# I've made a 1/1 prop of Moses's Staff from "The Prince of Egypt"



## Keijo (Oct 4, 2019)

I've always wanted to make an almost perfect replica of Moses' holy staff, but my project has always been postponed since I couldn't find a natural branch with the exact shape and characteristics.

All changed when I found this young Japanese oak, and after 5 months of work it's finally complete.

The staff is 193cm long like in the movie, but unfortunately it seems like it still can't part the sea or transform into a snake!

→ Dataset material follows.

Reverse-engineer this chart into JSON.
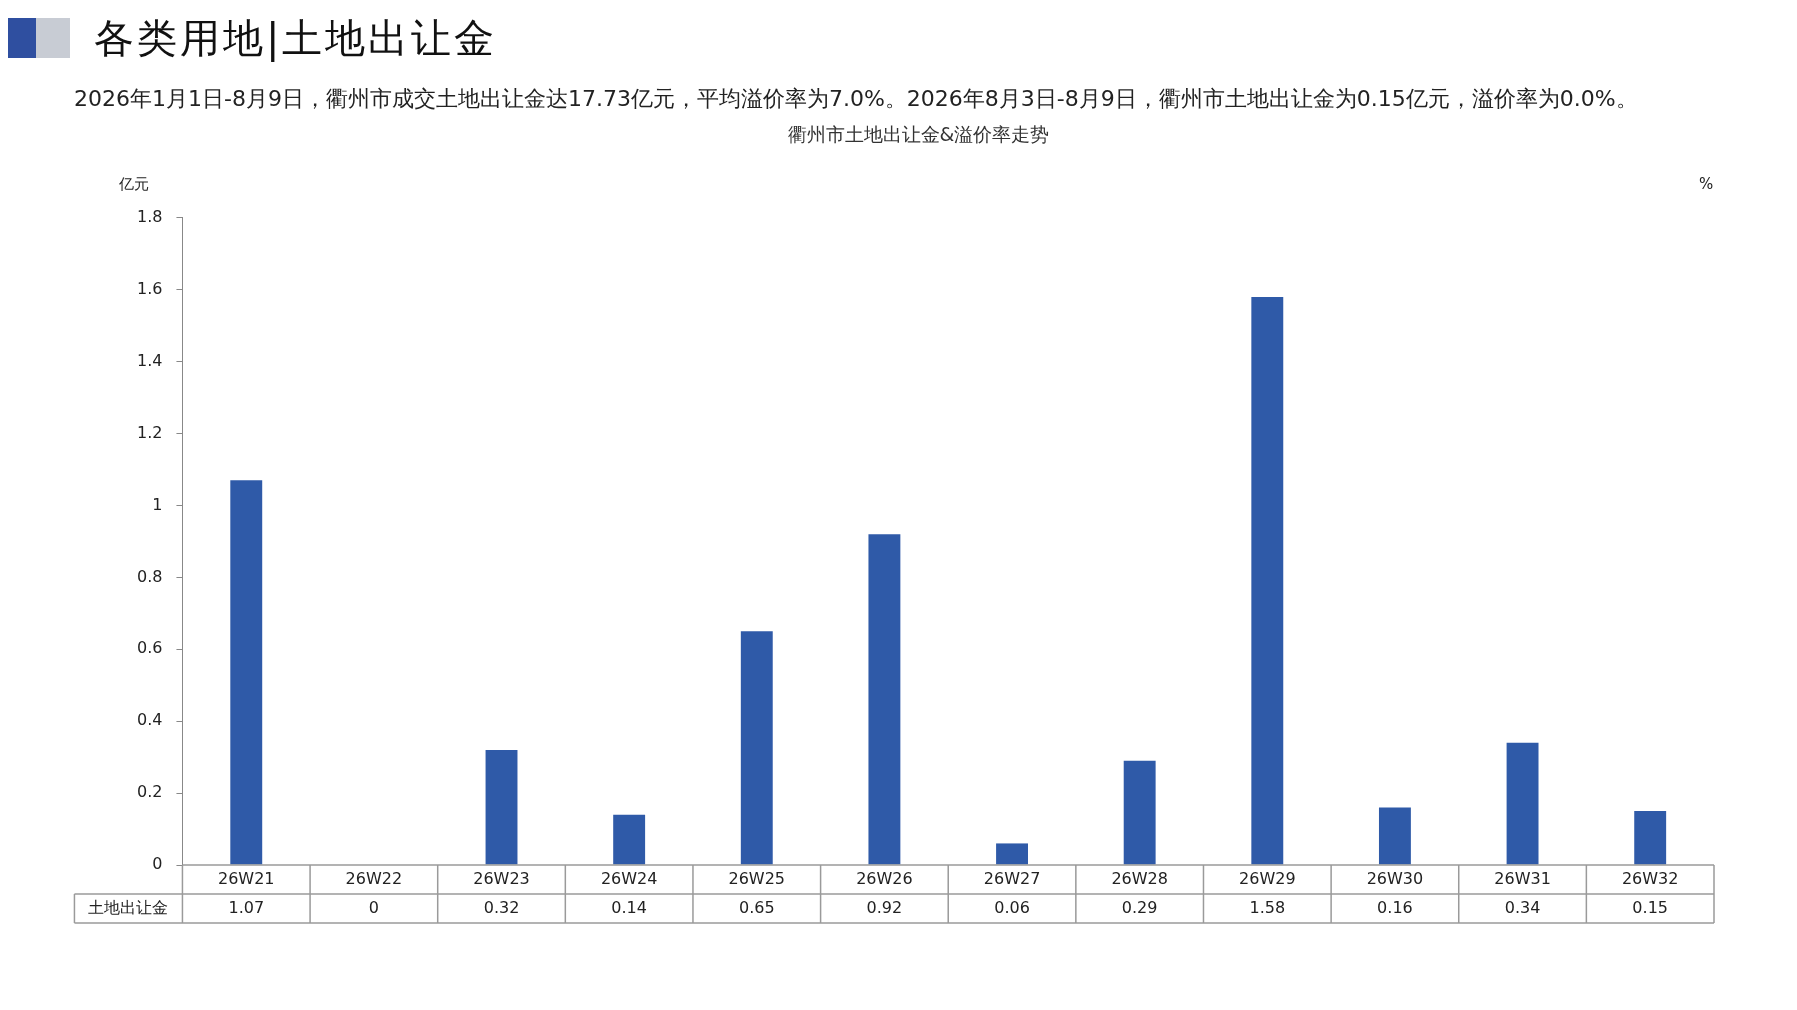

P.S.I've made also another similar staff (last picture) from a more robust branch to test how well the paint would work before starting the final project.


----------



## dww2 (Feb 4, 2017)

Very nicely done, Keijo! I'd say that was pretty darn close to a perfect replica. One of the first staffs I did many years ago was based on a drawing of Gandalf. Fast forward 30 years and I sold 2 replicas of Yoda's cane.


----------



## Rodney (Jun 12, 2015)

You did a great job with it Keijo.


----------



## dave51 (Jul 30, 2019)

i just love walking sticks with a bit of shape to them like the one you have done here

as you see to many dead straight walking stick looking all the same

with just a different handle on them so they don't look the same


----------



## Keijo (Oct 4, 2019)

Thank you guys!

Glad you liked my work!


----------